While this is generally a good starting point, each home renovation project is unique and you do not want to be stung with additional costs which were not included in the price. In other words, the devil is in the detail. Obtain a Fixed-Price Quotation. The only way to stay in control of your budget is to insist on a detailed, fixed price Quotation from each Builder that you approach to do the work, a Quotation that specifies everything the Builder will take responsibility for. Read the Quotation document carefully. If it isn’t listed, then it’s not likely to be included. Who will pay for internal painting, inspection for hazardous materials (and removal if found), pest inspection, Council damage deposit, Construction Certificate, final inspection fees, etc? Insist that the builder be specific – for example, include window frame colors (non-standard colors are often dearer). Some builders charge a small fee to produce a detailed fixed price Quotation; this is likely to be money well spent given the peace of mind that comes from knowing that your budget cost will not blow out. Prime Cost allowances are typically included in a Quotation for items you will select yourself during construction, such as bathroom hardware. If you select an item more expensive than the allowance, you will be required to pay the balance. If, on the other hand, you select one that is cheaper than the allowance then you should receive a credit for the difference. For a meaningful price comparison between quotations, make sure you include the Prime Cost allowance. Provisional Sums are allowances the Builder has included for works that could not be costed at this time because the scope of the work may not be clear until demolition works are done. It is a “best guess” by the Builder and you will typically be required to pay any amount over the allowance stated (or receive a credit if the actual cost is less than the allowance). If Provisional Sums vary immensely between quotes, ask the Builder why this is the case.

2. Minimise the Problem of Construction Delays & Poor Quality Quality. First-floor home additions are a specialized type of construction, employing different techniques and systems than those used for the new home construction or ground floor extensions.

Don’t leave quality to chance. Here are some ideas: • Check your local Department of Fair Trading for the builder’s rating • Find a builder who has won awards for their home addition projects • Speak to past clients or review client testimonials • Ask the Builder what quality control systems they utilize. For example, do they verify the measurements on the plans you provide in order to minimize potential construction problems? Warranties. While warranties against deficient structural work are provided through NSW legislation, having “minor” defects repaired can be a more arduous process, particularly for problems discovered only after you take occupation of the new room(s). Make sure that your builder provides a minor defects warranty for at least 6 months after completion. Construction Time. The maximum time to build should be written into the building contract. As a guide, expect a $300,000 addition to taking up to 5 months to complete.
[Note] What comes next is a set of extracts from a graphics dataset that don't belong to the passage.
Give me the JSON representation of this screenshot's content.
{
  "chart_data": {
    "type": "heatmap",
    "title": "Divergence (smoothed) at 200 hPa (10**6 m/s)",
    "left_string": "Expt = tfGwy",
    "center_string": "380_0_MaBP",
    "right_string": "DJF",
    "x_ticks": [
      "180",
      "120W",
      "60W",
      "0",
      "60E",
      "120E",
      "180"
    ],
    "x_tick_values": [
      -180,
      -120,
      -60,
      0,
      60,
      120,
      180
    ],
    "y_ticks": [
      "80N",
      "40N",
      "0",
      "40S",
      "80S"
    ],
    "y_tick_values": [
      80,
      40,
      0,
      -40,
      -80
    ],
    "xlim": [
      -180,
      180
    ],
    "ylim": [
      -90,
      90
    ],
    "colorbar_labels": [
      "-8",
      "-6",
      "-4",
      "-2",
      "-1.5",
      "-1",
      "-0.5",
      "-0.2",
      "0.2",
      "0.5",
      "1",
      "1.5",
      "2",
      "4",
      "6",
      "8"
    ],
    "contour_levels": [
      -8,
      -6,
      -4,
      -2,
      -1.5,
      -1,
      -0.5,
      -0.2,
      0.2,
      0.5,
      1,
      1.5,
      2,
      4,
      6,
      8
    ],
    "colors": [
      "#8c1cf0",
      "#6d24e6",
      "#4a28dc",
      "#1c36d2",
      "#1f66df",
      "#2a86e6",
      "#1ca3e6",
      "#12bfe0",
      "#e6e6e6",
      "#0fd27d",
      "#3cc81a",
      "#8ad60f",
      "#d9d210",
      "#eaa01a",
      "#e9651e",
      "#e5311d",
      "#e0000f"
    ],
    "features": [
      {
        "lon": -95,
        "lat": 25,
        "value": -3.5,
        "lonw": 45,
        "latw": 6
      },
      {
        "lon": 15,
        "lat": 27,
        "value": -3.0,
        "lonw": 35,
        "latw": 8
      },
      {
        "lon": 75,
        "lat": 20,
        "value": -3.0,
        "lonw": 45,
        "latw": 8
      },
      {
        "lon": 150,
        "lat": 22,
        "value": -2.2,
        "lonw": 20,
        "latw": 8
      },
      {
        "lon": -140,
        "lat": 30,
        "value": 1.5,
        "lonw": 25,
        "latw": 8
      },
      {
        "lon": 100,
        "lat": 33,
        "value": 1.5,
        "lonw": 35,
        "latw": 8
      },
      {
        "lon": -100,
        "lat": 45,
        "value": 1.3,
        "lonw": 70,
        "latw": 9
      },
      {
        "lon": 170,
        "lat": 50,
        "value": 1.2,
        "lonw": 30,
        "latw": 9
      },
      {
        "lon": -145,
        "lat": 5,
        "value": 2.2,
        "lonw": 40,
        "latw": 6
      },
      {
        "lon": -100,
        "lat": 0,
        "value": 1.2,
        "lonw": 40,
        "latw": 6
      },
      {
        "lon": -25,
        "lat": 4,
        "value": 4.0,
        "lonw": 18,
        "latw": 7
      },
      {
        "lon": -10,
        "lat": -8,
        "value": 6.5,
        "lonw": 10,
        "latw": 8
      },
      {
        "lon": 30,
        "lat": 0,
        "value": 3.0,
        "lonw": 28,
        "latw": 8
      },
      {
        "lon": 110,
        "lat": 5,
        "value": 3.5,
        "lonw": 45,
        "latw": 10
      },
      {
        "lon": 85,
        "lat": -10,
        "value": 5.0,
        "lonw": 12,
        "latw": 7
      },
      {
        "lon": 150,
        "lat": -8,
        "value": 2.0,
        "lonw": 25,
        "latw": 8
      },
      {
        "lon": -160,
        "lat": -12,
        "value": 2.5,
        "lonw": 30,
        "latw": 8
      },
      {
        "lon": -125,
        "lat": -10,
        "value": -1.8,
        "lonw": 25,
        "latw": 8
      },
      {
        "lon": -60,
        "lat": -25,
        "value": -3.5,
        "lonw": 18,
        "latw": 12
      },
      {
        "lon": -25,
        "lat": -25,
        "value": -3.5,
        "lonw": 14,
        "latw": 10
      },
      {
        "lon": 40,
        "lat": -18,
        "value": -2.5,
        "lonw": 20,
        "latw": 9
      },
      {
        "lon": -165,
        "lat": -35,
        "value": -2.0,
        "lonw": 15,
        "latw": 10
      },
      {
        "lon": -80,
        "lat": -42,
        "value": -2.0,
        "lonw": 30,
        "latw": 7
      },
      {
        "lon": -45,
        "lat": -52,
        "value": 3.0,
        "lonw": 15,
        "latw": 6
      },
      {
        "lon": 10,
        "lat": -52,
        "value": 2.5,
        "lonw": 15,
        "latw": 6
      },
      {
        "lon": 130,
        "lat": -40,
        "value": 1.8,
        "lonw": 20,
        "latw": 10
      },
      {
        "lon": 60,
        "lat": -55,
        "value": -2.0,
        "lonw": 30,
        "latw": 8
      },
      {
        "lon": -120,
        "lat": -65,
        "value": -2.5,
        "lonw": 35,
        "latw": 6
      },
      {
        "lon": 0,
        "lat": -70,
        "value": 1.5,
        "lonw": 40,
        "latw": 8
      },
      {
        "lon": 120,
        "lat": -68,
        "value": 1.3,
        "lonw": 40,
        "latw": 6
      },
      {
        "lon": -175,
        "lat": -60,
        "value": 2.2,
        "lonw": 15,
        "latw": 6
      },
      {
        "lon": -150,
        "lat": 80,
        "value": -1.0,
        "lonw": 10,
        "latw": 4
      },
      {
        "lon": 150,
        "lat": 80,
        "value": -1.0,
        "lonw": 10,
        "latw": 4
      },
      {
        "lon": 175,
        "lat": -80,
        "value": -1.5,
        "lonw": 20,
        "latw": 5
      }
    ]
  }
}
If the contract duration is longer, you may be in for some unwelcome delays…

3. Address Construction Issues Before They Begin Construction Supervisor. You will likely be allocated a Construction Supervisor who will oversee the trade contractors working on your project.

The Supervisor’s role is to ensure that construction times and quality are achieved and that any concerns you may have during construction are heeded. Obtain a commitment that the Supervisor will attend your site on a daily basis during construction and will keep you fully informed on progress. Emergency Contact Numbers. Make sure that the Builder has a 24/7 contact number in case of emergency during construction, such as storm damage. You should also be given backup contact numbers in case you are unable to reach your Construction Supervisor. Protecting Your Belongings. Your roof area and parts of the ground floor will become a construction site. Most builders will not insure against damage to your home contents so it is advisable to remove fragile items such as chandeliers or antiques to avoid the risk of damage. You should also check with the builder as to the precautions to be taken to maintain property security.